A fun exercise is to pick your kids favorite recipe, that is not a boxed meal, and cook it together with them. Start be reviewing the recipe with them and write down a list of all of the needed ingredients. Even if you already have the ingredients on hand, go to the store to buy just the items on the list. This will help build the excitement and keep them focused on the goal of cooking the meal.
Once back home, begin cooking the meal together. Make sure to have your child participate in every step of the process. For older children, you can have them cook the entire meal with you standing next to them to offer guidance only. When it is finished, you can sit down as a family to enjoy the meal together.
Learning to cook is an important skill that everyone should possess. It is also a solid confidence and self-esteem builder based on achieving something instead of just being.
Remember to start small and build. This is a great thing to turn into a weekly event such as Tuesday is Kids Cook Night!
Going camping is an excellent fun, family activity. If you are a prepper, chances are they you already go on at least one camping trip per year. Getting your children involved in the planning is a great way to get their brains focused on preparedness.
Like all preparedness activities, the best way to start is with a list. Sit down with your children and discuss the upcoming camping trip and develop a list of everything that you would need. Write down any food, cooking supplies, clothing, tent, sleep gear, first-aid kit, and toys and other stuff for activities that they think are needed.

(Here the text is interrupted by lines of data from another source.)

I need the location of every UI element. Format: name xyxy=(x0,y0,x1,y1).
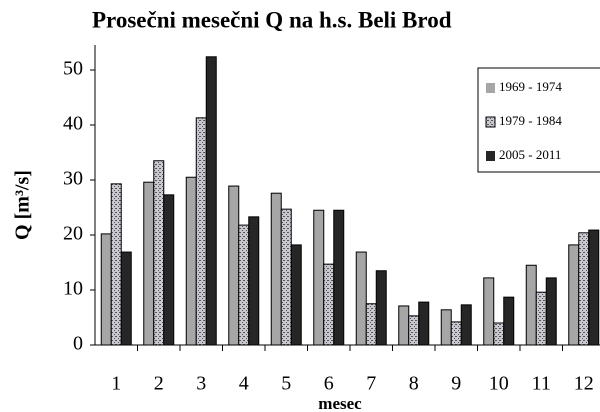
x-tick-label: 9 xyxy=(451,373,461,395)
legend-label: 1979 - 1984 xyxy=(499,113,562,128)
legend-swatch xyxy=(486,83,495,93)
bar xyxy=(440,309,452,346)
y-tick-label: 50 xyxy=(63,58,83,80)
bar xyxy=(313,209,325,346)
bar xyxy=(110,183,122,346)
bar xyxy=(238,224,250,346)
y-tick-label: 40 xyxy=(63,113,83,135)
legend-swatch xyxy=(485,116,496,128)
bar xyxy=(228,185,240,346)
y-tick-label: 30 xyxy=(63,168,83,190)
bar xyxy=(418,301,430,346)
bar xyxy=(355,251,367,346)
bar xyxy=(398,305,410,346)
bar xyxy=(408,315,420,346)
bar xyxy=(100,233,112,346)
bar xyxy=(290,244,302,346)
legend-label: 1969 - 1974 xyxy=(499,79,562,94)
bar xyxy=(365,303,377,346)
bar xyxy=(270,192,282,346)
bar xyxy=(248,216,260,346)
bar xyxy=(578,232,590,346)
bar xyxy=(195,117,207,346)
y-tick-label: 0 xyxy=(73,333,83,355)
bar xyxy=(483,277,495,346)
x-tick-label: 8 xyxy=(409,373,419,395)
bar xyxy=(568,244,580,346)
x-tick-label: 4 xyxy=(239,373,249,395)
bar xyxy=(588,229,600,346)
x-axis-label: mesec xyxy=(318,394,362,412)
bar xyxy=(545,277,557,346)
y-tick-label: 20 xyxy=(63,223,83,245)
bar xyxy=(143,181,155,346)
legend-swatch xyxy=(486,151,495,161)
bar xyxy=(375,270,387,346)
bar xyxy=(280,208,292,346)
x-tick-label: 6 xyxy=(324,373,334,395)
legend-label: 2005 - 2011 xyxy=(499,147,561,162)
x-tick-label: 10 xyxy=(489,373,509,395)
bar xyxy=(450,321,462,346)
bar xyxy=(153,160,165,346)
x-tick-label: 12 xyxy=(574,373,594,395)
bar xyxy=(503,296,515,346)
x-tick-label: 2 xyxy=(154,373,164,395)
x-tick-label: 7 xyxy=(366,373,376,395)
y-tick-label: 10 xyxy=(63,278,83,300)
y-axis-label: Q [m³/s] xyxy=(12,170,34,240)
bar xyxy=(185,176,197,346)
legend-box xyxy=(477,67,600,173)
bar xyxy=(333,209,345,346)
bar xyxy=(535,291,547,346)
bar xyxy=(205,56,217,346)
x-tick-label: 1 xyxy=(111,373,121,395)
x-tick-label: 11 xyxy=(532,373,551,395)
bar xyxy=(493,322,505,346)
bar xyxy=(323,263,335,346)
bar xyxy=(525,264,537,346)
bar xyxy=(163,194,175,346)
bar xyxy=(460,304,472,346)
x-tick-label: 3 xyxy=(196,373,206,395)
x-tick-label: 5 xyxy=(281,373,291,395)
bar xyxy=(120,251,132,346)
chart-title: Prosečni mesečni Q na h.s. Beli Brod xyxy=(92,7,452,32)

As they begin, they are bound to forget something that would be wanted. For younger children you can remind them and keep the list with all of the essentials. For older children, you can let them forget and give them the important lesson of a weekend without something. A weekend without a pillow is a great way to never forget again.
Boy Scouts/Girl Scouts
There is no organization more aligned with the values of preppers than one whose motto is “Be Prepared!”. I was a Boy Scout when I was a little boy and all of my four daughters were in Girl Scouts when were younger. Both organizations are great avenues for kids to learn and explore wilderness and preparedness topics.
One of the very best aspects about the Scouts is that it is a great way for your kids to make friends in your community. Most troops are assembled with kids in the same school district and meet on a weekly or bi-weekly basis. The meetings typically last around one to two hours depending on the meeting frequency. Spending time doing activities with the same kids week after week all year-long often results in friendships that continue outside of scouts. Which in turn leads to most interest in scouts to spend time with those friends.
All of the activities in scouts are oriented around positive and important lessons for children ranging from science to community stewardship to wilderness survival. It is also very common for troops to have an annual camp out. The specific activities for each troop greatly depend on the leader, which is a good reason to volunteer as much as possible to help choose the ones you like best.
Children also view their scout leader as an outside authority figure similar to a teacher. They often times, frustratingly, listen to them on how to do things better than you as the parent. This is especially true for teenage children. But by having them involved in Scouts, you are using this natural tendency to your advantage by having the lessons and activities be the same preparedness values you want to instill in them yourself.